Semiconductor sell-off deepens despite strong TSMC earnings
Semiconductor stocks fell sharply on Thursday as solid earnings from TSMC failed to satisfy elevated investor expectations for AI hardware, signaling a tough market for upcoming US tech reports.
Semiconductor stocks sold off sharply on Thursday, dragging the Nasdaq lower, after solid earnings from industry bellwether TSMC failed to lift the sector. The decline was sparked by heavy losses in Asian markets and reinforced a punishing "sell the news" dynamic for artificial intelligence hardware. By midday, the Nasdaq 100 had fallen 1.37% to 29,097.66, while the S&P 500 dropped 0.39% to 7,542.91 and the Dow Jones Industrial Average slipped 47.16 points to 52,611.48.
Memory manufacturers bore the brunt of the selling pressure. SK Hynix and Samsung plummeted, dragging South Korea's KOSPI index down more than 6%. In US trading, the pain continued for memory and chip designers, with SK Hynix ADRs and Marvell Technology each dropping 9%. Micron Technology and AMD fell 6%, Intel lost 5%, and even sector leader Nvidia declined 3%.
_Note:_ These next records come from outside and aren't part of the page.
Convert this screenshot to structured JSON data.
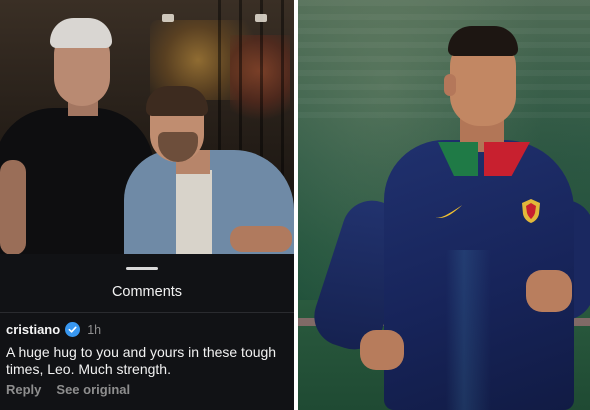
{
  "comments_sheet": {
    "title": "Comments",
    "comment": {
      "username": "cristiano",
      "verified": true,
      "timestamp": "1h",
      "text": "A huge hug to you and yours in these tough times, Leo. Much strength.",
      "actions": [
        "Reply",
        "See original"
      ]
    }
  },
  "colors": {
    "sheet_background": "#111215",
    "verified_badge": "#3897f0",
    "secondary_text": "#8e8e8e",
    "primary_text": "#f2f2f2"
  },
  "icons": {
    "verified": "verified-badge-icon",
    "swoosh": "nike-swoosh-icon",
    "crest": "portugal-crest-icon"
  }
}
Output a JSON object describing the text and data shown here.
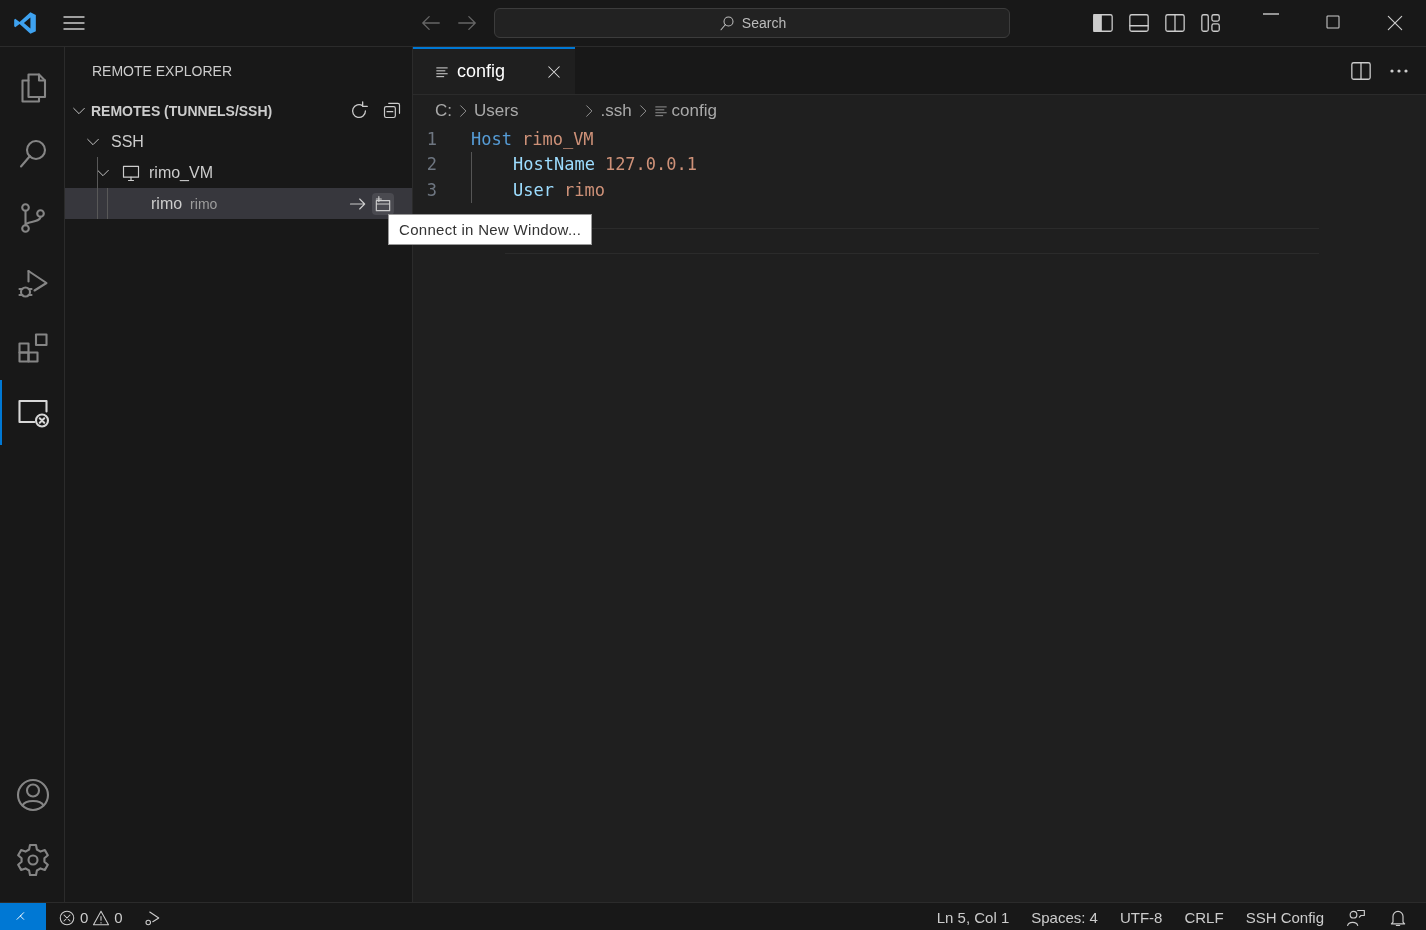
{
  "title_bar": {
    "search_placeholder": "Search"
  },
  "activity_bar": {
    "items": [
      {
        "kind": "explorer",
        "selected": false
      },
      {
        "kind": "search",
        "selected": false
      },
      {
        "kind": "source-control",
        "selected": false
      },
      {
        "kind": "run-debug",
        "selected": false
      },
      {
        "kind": "extensions",
        "selected": false
      },
      {
        "kind": "remote",
        "selected": true
      }
    ],
    "bottom": [
      {
        "kind": "accounts"
      },
      {
        "kind": "settings"
      }
    ]
  },
  "sidebar": {
    "title": "REMOTE EXPLORER",
    "section": {
      "label": "REMOTES (TUNNELS/SSH)",
      "expanded": true
    },
    "tree": [
      {
        "label": "SSH",
        "expanded": true,
        "children": [
          {
            "label": "rimo_VM",
            "kind": "host",
            "expanded": true,
            "children": [
              {
                "label": "rimo",
                "description": "rimo",
                "selected": true
              }
            ]
          }
        ]
      }
    ]
  },
  "tooltip": "Connect in New Window...",
  "editor": {
    "tabs": [
      {
        "label": "config",
        "selected": true
      }
    ],
    "breadcrumbs": [
      "C:",
      "Users",
      ".ssh",
      "config"
    ],
    "lines": [
      {
        "number": "1",
        "indented": false,
        "key": "Host",
        "value": "rimo_VM"
      },
      {
        "number": "2",
        "indented": true,
        "key": "HostName",
        "value": "127.0.0.1"
      },
      {
        "number": "3",
        "indented": true,
        "key": "User",
        "value": "rimo"
      }
    ]
  },
  "status_bar": {
    "errors": "0",
    "warnings": "0",
    "items": [
      "Ln 5, Col 1",
      "Spaces: 4",
      "UTF-8",
      "CRLF",
      "SSH Config"
    ]
  }
}
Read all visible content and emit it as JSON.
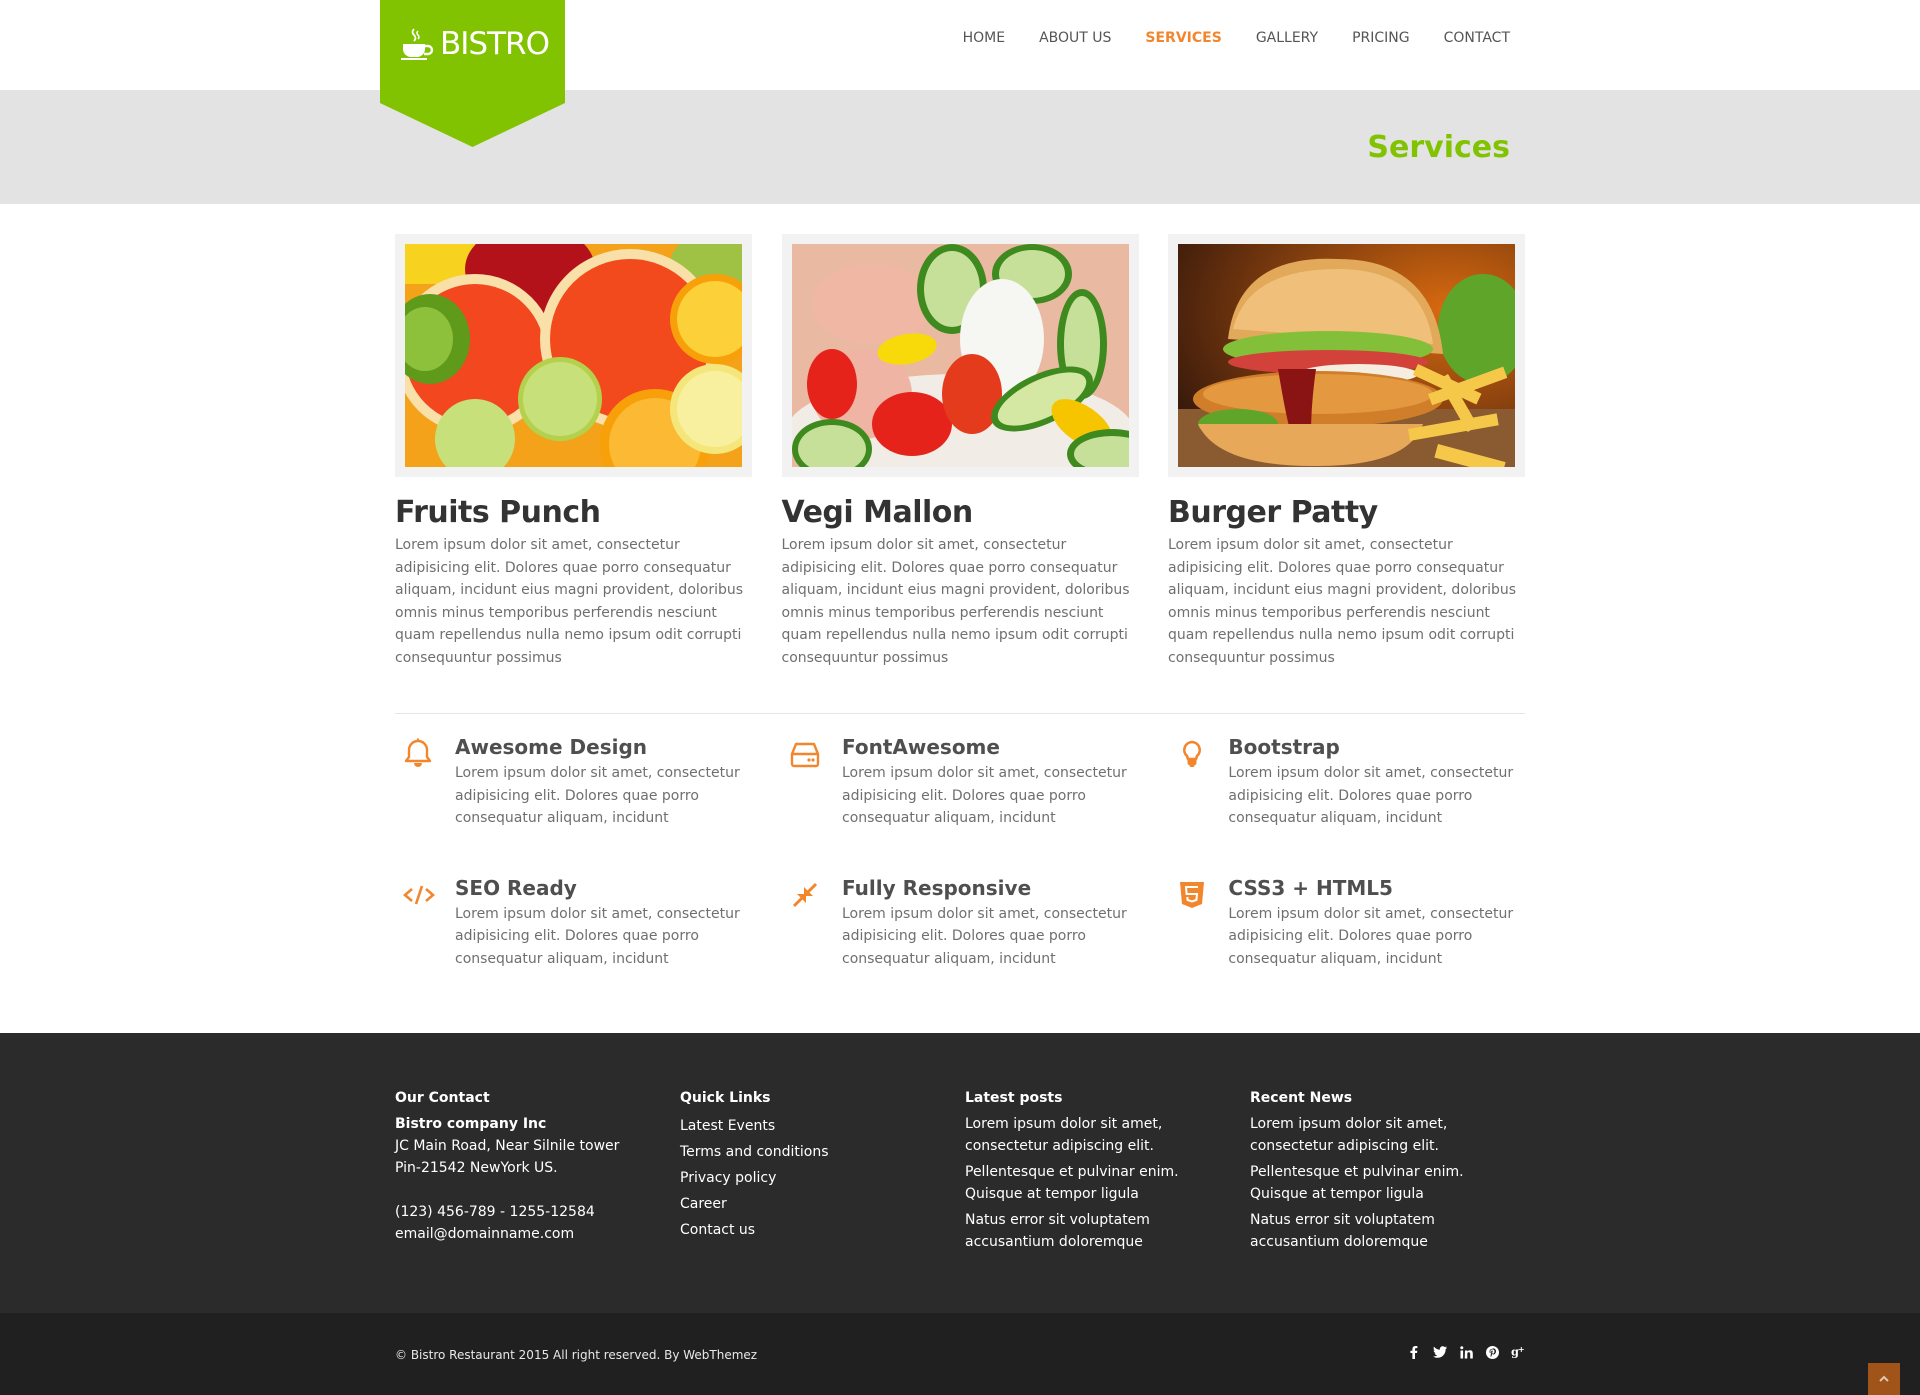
{
  "brand": {
    "name": "BISTRO",
    "logo_icon": "coffee-cup-icon",
    "color": "#81c300"
  },
  "nav": {
    "items": [
      {
        "label": "HOME",
        "active": false
      },
      {
        "label": "ABOUT US",
        "active": false
      },
      {
        "label": "SERVICES",
        "active": true
      },
      {
        "label": "GALLERY",
        "active": false
      },
      {
        "label": "PRICING",
        "active": false
      },
      {
        "label": "CONTACT",
        "active": false
      }
    ],
    "active_color": "#f2862d"
  },
  "page": {
    "title": "Services"
  },
  "cards": [
    {
      "title": "Fruits Punch",
      "image": "citrus-fruit-slices",
      "text": "Lorem ipsum dolor sit amet, consectetur adipisicing elit. Dolores quae porro consequatur aliquam, incidunt eius magni provident, doloribus omnis minus temporibus perferendis nesciunt quam repellendus nulla nemo ipsum odit corrupti consequuntur possimus"
    },
    {
      "title": "Vegi Mallon",
      "image": "vegetable-salad-with-egg",
      "text": "Lorem ipsum dolor sit amet, consectetur adipisicing elit. Dolores quae porro consequatur aliquam, incidunt eius magni provident, doloribus omnis minus temporibus perferendis nesciunt quam repellendus nulla nemo ipsum odit corrupti consequuntur possimus"
    },
    {
      "title": "Burger Patty",
      "image": "chicken-burger-with-fries",
      "text": "Lorem ipsum dolor sit amet, consectetur adipisicing elit. Dolores quae porro consequatur aliquam, incidunt eius magni provident, doloribus omnis minus temporibus perferendis nesciunt quam repellendus nulla nemo ipsum odit corrupti consequuntur possimus"
    }
  ],
  "features": [
    {
      "icon": "bell-icon",
      "title": "Awesome Design",
      "text": "Lorem ipsum dolor sit amet, consectetur adipisicing elit. Dolores quae porro consequatur aliquam, incidunt"
    },
    {
      "icon": "hdd-icon",
      "title": "FontAwesome",
      "text": "Lorem ipsum dolor sit amet, consectetur adipisicing elit. Dolores quae porro consequatur aliquam, incidunt"
    },
    {
      "icon": "lightbulb-icon",
      "title": "Bootstrap",
      "text": "Lorem ipsum dolor sit amet, consectetur adipisicing elit. Dolores quae porro consequatur aliquam, incidunt"
    },
    {
      "icon": "code-icon",
      "title": "SEO Ready",
      "text": "Lorem ipsum dolor sit amet, consectetur adipisicing elit. Dolores quae porro consequatur aliquam, incidunt"
    },
    {
      "icon": "compress-icon",
      "title": "Fully Responsive",
      "text": "Lorem ipsum dolor sit amet, consectetur adipisicing elit. Dolores quae porro consequatur aliquam, incidunt"
    },
    {
      "icon": "html5-icon",
      "title": "CSS3 + HTML5",
      "text": "Lorem ipsum dolor sit amet, consectetur adipisicing elit. Dolores quae porro consequatur aliquam, incidunt"
    }
  ],
  "footer": {
    "contact": {
      "title": "Our Contact",
      "company": "Bistro company Inc",
      "address_line1": "JC Main Road, Near Silnile tower",
      "address_line2": "Pin-21542 NewYork US.",
      "phone": "(123) 456-789 - 1255-12584",
      "email": "email@domainname.com"
    },
    "quick_links": {
      "title": "Quick Links",
      "items": [
        "Latest Events",
        "Terms and conditions",
        "Privacy policy",
        "Career",
        "Contact us"
      ]
    },
    "latest_posts": {
      "title": "Latest posts",
      "items": [
        "Lorem ipsum dolor sit amet, consectetur adipiscing elit.",
        "Pellentesque et pulvinar enim. Quisque at tempor ligula",
        "Natus error sit voluptatem accusantium doloremque"
      ]
    },
    "recent_news": {
      "title": "Recent News",
      "items": [
        "Lorem ipsum dolor sit amet, consectetur adipiscing elit.",
        "Pellentesque et pulvinar enim. Quisque at tempor ligula",
        "Natus error sit voluptatem accusantium doloremque"
      ]
    },
    "copyright": "© Bistro Restaurant 2015 All right reserved. By WebThemez",
    "social": [
      {
        "icon": "facebook-icon",
        "glyph": "f"
      },
      {
        "icon": "twitter-icon",
        "glyph": "t"
      },
      {
        "icon": "linkedin-icon",
        "glyph": "in"
      },
      {
        "icon": "pinterest-icon",
        "glyph": "p"
      },
      {
        "icon": "google-plus-icon",
        "glyph": "g+"
      }
    ],
    "scroll_top_icon": "chevron-up-icon",
    "scroll_top_color": "#a0541a"
  }
}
The market's reaction to TSMC underscored a demanding new baseline for AI-related equities. Despite posting results that beat expectations, TSMC's US-listed ADRs were down 2% shortly after the open, having only partially recovered from steeper premarket losses. This mirrored a recent post-earnings slump for Samsung, suggesting that simply beating financial metrics is no longer sufficient to reward semiconductor valuations.
The intense scrutiny comes at a critical time for the sector, with major US chipmakers set to report results in the coming weeks. "This all makes one wonder what US tech corporations will have to come up with to get investors genuinely excited again," said David Morrison, Senior Market Analyst at Trade Nation. "This is important, as the earnings season picks up several gears over the next fortnight."
The harsh reception for chip stocks is part of a broader pattern of elevated expectations across corporate America. Morrison noted that while JPMorgan and Goldman Sachs rallied on strong figures, the rest of the "Big Five" US banks disappointed investors. "But this seems to be as much about investor expectations than poor corporate performance," he said.
Macroeconomic and geopolitical headwinds are compounding the equity market's cautious tone. Tame consumer and wholesale inflation readings this week reduced the probability of a rate hike but did little to convince investors of impending rate cuts. Meanwhile, escalating military strikes between the US and Iran, alongside elevated shipping tensions in the Strait of Hormuz, are keeping broader risk sentiment subdued.